Nella mattinata di oggi, lunedì 29 giugno, hanno preso il via i lavori di ristrutturazione dell’ex Ospizio di Busca, un intervento storico che segna la svolta per l'immobile seicentesco, simbolo della tradizione caritativa della città.
L'avvio del cantiere mette la parola fine a una complessa vicenda burocratica che si protraeva da ben tre decenni. I primi interventi, suddivisi in due lotti funzionali, riguarderanno la messa in sicurezza complessiva della struttura e il totale rifacimento della copertura in legno lamellare, per un investimento complessivo di circa 300 mila euro.
L’opera, che ha ottenuto il parere favorevole della Soprintendenza Archeologia Belle Arti e Paesaggio, è stata progettata dall’architetto Claudio Ellena in collaborazione con un team di professionisti esperti in restauro conservativo. A eseguire i lavori, a seguito di un'accurata indagine di mercato, saranno l’Impresa edile Cavallo di Villar San Costanzo e la ditta Mozzone Building di Savigliano.
Il finanziamento di questa prima fase è garantito con fondi dell’Ente derivanti dalle alienazioni dell’eredità Maria Aimar e dal fondamentale sostegno della Fondazione Cassa di Risparmio di Cuneo.

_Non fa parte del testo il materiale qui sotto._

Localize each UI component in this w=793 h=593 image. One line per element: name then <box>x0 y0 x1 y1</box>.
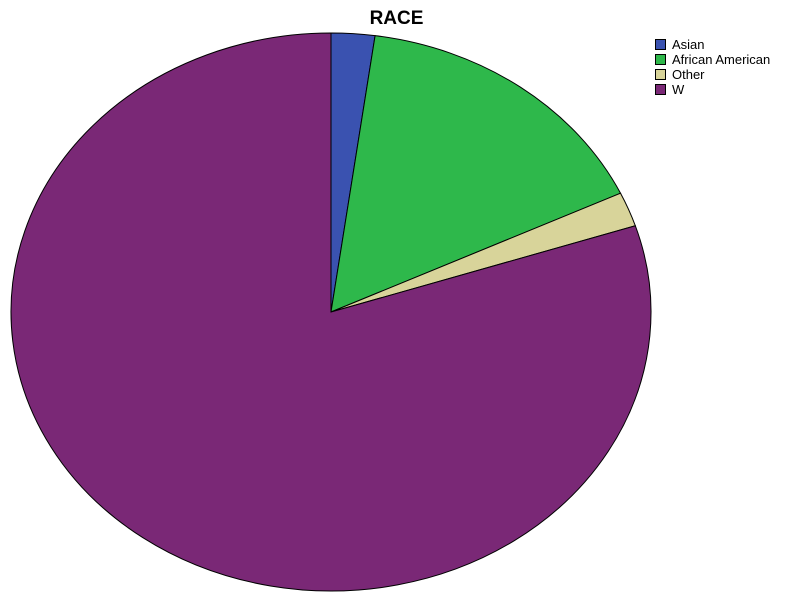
legend-swatch <box>655 69 666 80</box>
chart-title: RACE <box>369 8 424 29</box>
pie-slice-african-american <box>330 35 622 313</box>
legend-label: W <box>672 82 685 97</box>
legend-label: Other <box>672 67 705 82</box>
legend: Asian African American Other W <box>655 37 770 97</box>
legend-item: Asian <box>655 37 770 52</box>
legend-swatch <box>655 84 666 95</box>
legend-item: African American <box>655 52 770 67</box>
legend-swatch <box>655 54 666 65</box>
legend-label: African American <box>672 52 771 67</box>
legend-item: W <box>655 82 770 97</box>
legend-label: Asian <box>672 37 705 52</box>
legend-swatch <box>655 39 666 50</box>
pie-slice-w <box>10 32 652 592</box>
legend-item: Other <box>655 67 770 82</box>
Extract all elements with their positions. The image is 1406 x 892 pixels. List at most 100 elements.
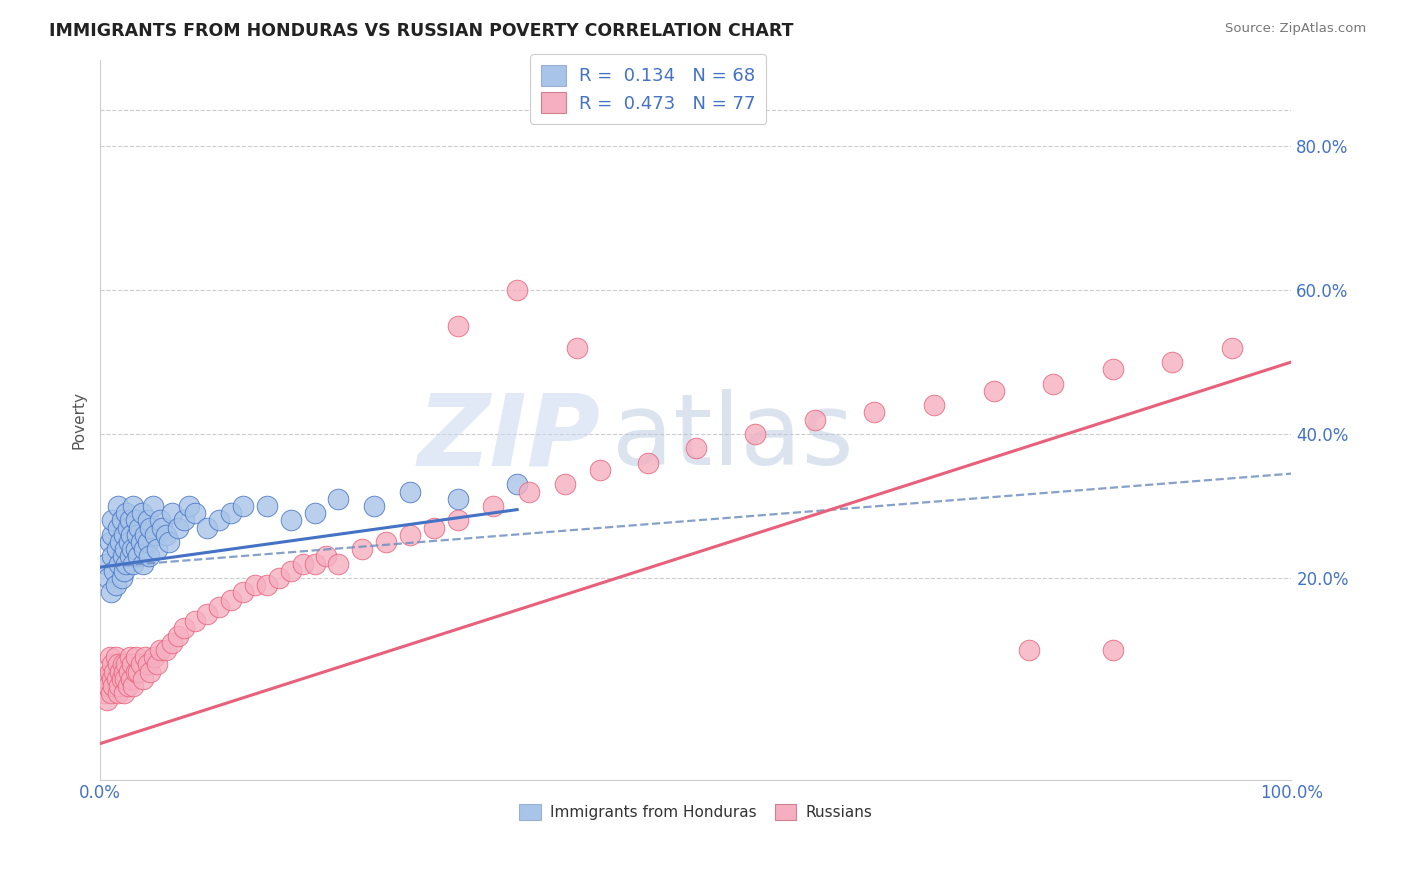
Point bbox=[107, 499, 129, 513]
Point bbox=[110, 571, 132, 585]
Point bbox=[118, 650, 141, 665]
Point bbox=[112, 564, 135, 578]
Point bbox=[150, 520, 173, 534]
Point bbox=[136, 535, 159, 549]
Point bbox=[184, 506, 207, 520]
Point bbox=[232, 585, 254, 599]
Point bbox=[120, 672, 142, 686]
Text: IMMIGRANTS FROM HONDURAS VS RUSSIAN POVERTY CORRELATION CHART: IMMIGRANTS FROM HONDURAS VS RUSSIAN POVE… bbox=[49, 22, 794, 40]
Point bbox=[98, 535, 121, 549]
Point bbox=[219, 506, 242, 520]
Point bbox=[127, 665, 149, 679]
Point bbox=[134, 528, 156, 542]
Point bbox=[565, 341, 588, 355]
Point bbox=[115, 657, 138, 672]
Point bbox=[328, 491, 350, 506]
Point bbox=[482, 499, 505, 513]
Point bbox=[114, 672, 136, 686]
Point bbox=[184, 614, 207, 628]
Point bbox=[173, 513, 195, 527]
Point bbox=[136, 657, 159, 672]
Point bbox=[141, 499, 163, 513]
Point bbox=[304, 506, 326, 520]
Point bbox=[155, 643, 177, 657]
Point bbox=[315, 549, 337, 564]
Point bbox=[256, 499, 278, 513]
Point bbox=[280, 513, 302, 527]
Point bbox=[129, 535, 152, 549]
Point bbox=[98, 650, 121, 665]
Point bbox=[195, 607, 218, 621]
Point bbox=[1161, 355, 1184, 369]
Point bbox=[104, 578, 127, 592]
Point bbox=[138, 549, 160, 564]
Point bbox=[139, 665, 162, 679]
Point bbox=[267, 571, 290, 585]
Point bbox=[122, 499, 145, 513]
Point bbox=[149, 513, 172, 527]
Point bbox=[146, 542, 169, 557]
Point bbox=[129, 657, 152, 672]
Point bbox=[208, 513, 231, 527]
Point bbox=[256, 578, 278, 592]
Point bbox=[110, 513, 132, 527]
Point bbox=[100, 585, 122, 599]
Point bbox=[107, 520, 129, 534]
Text: Source: ZipAtlas.com: Source: ZipAtlas.com bbox=[1226, 22, 1367, 36]
Point bbox=[149, 643, 172, 657]
Point bbox=[125, 650, 148, 665]
Point bbox=[160, 636, 183, 650]
Point bbox=[111, 657, 134, 672]
Point bbox=[922, 398, 945, 412]
Point bbox=[155, 528, 177, 542]
Point bbox=[375, 535, 398, 549]
Point bbox=[96, 693, 118, 707]
Point bbox=[219, 592, 242, 607]
Point bbox=[422, 520, 444, 534]
Point bbox=[1042, 376, 1064, 391]
Point bbox=[506, 477, 529, 491]
Point bbox=[446, 318, 468, 333]
Point bbox=[143, 528, 166, 542]
Point bbox=[115, 557, 138, 571]
Point bbox=[110, 665, 132, 679]
Point bbox=[446, 491, 468, 506]
Point bbox=[101, 549, 124, 564]
Point bbox=[117, 679, 139, 693]
Point bbox=[157, 535, 180, 549]
Point bbox=[173, 621, 195, 635]
Point bbox=[121, 542, 143, 557]
Point bbox=[103, 665, 125, 679]
Point bbox=[863, 405, 886, 419]
Point bbox=[105, 672, 128, 686]
Point bbox=[304, 557, 326, 571]
Point bbox=[146, 657, 169, 672]
Point bbox=[110, 672, 132, 686]
Point bbox=[804, 412, 827, 426]
Point bbox=[232, 499, 254, 513]
Point bbox=[108, 679, 131, 693]
Point bbox=[363, 499, 385, 513]
Point bbox=[105, 542, 128, 557]
Text: ZIP: ZIP bbox=[418, 389, 600, 486]
Point bbox=[114, 542, 136, 557]
Point bbox=[100, 686, 122, 700]
Point bbox=[744, 427, 766, 442]
Point bbox=[132, 672, 155, 686]
Point bbox=[983, 384, 1005, 398]
Point bbox=[517, 484, 540, 499]
Point bbox=[291, 557, 314, 571]
Point bbox=[328, 557, 350, 571]
Point bbox=[125, 513, 148, 527]
Point bbox=[117, 520, 139, 534]
Point bbox=[115, 506, 138, 520]
Point bbox=[108, 557, 131, 571]
Point bbox=[446, 513, 468, 527]
Point bbox=[110, 535, 132, 549]
Point bbox=[111, 549, 134, 564]
Point bbox=[103, 679, 125, 693]
Point bbox=[195, 520, 218, 534]
Point bbox=[131, 506, 153, 520]
Point bbox=[160, 506, 183, 520]
Point bbox=[127, 549, 149, 564]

“Si tratta di una data importante — spiega il presidente Tommaso Alfieri —. Finalmente siamo riusciti a dipanare una pratica complicata che dura da trent’anni. Ringrazio l’ufficio amministrativo e in particolare il direttore Luca Gosso. Al momento si tratta di un inizio, ma una volta terminati questi lavori, entro il 2027, sono già programmati i lotti successivi. Questi prevedono la riorganizzazione delle camere mortuarie, il restauro di locali con finalità istituzionali e museali e la creazione di 5 spazi dedicati all’accoglienza di persone fragili e ai parenti degli ospiti dell’Hospice. Ci auguriamo che possano arrivare altri sostegni per far rivivere pienamente un edificio che è stato così importante per la storia caritativa della Città di Busca”.
Il progetto lungimirante punta a trasformare l'ex Ospizio in un polo multifunzionale: se da un lato verranno preservate la memoria e la storia locale attraverso aree museali, dall'altro l'edificio tornerà a battere per il sociale, offrendo una rete di protezione e ospitalità per le fasce più deboli e per le famiglie dei degenti della struttura sanitaria cittadina.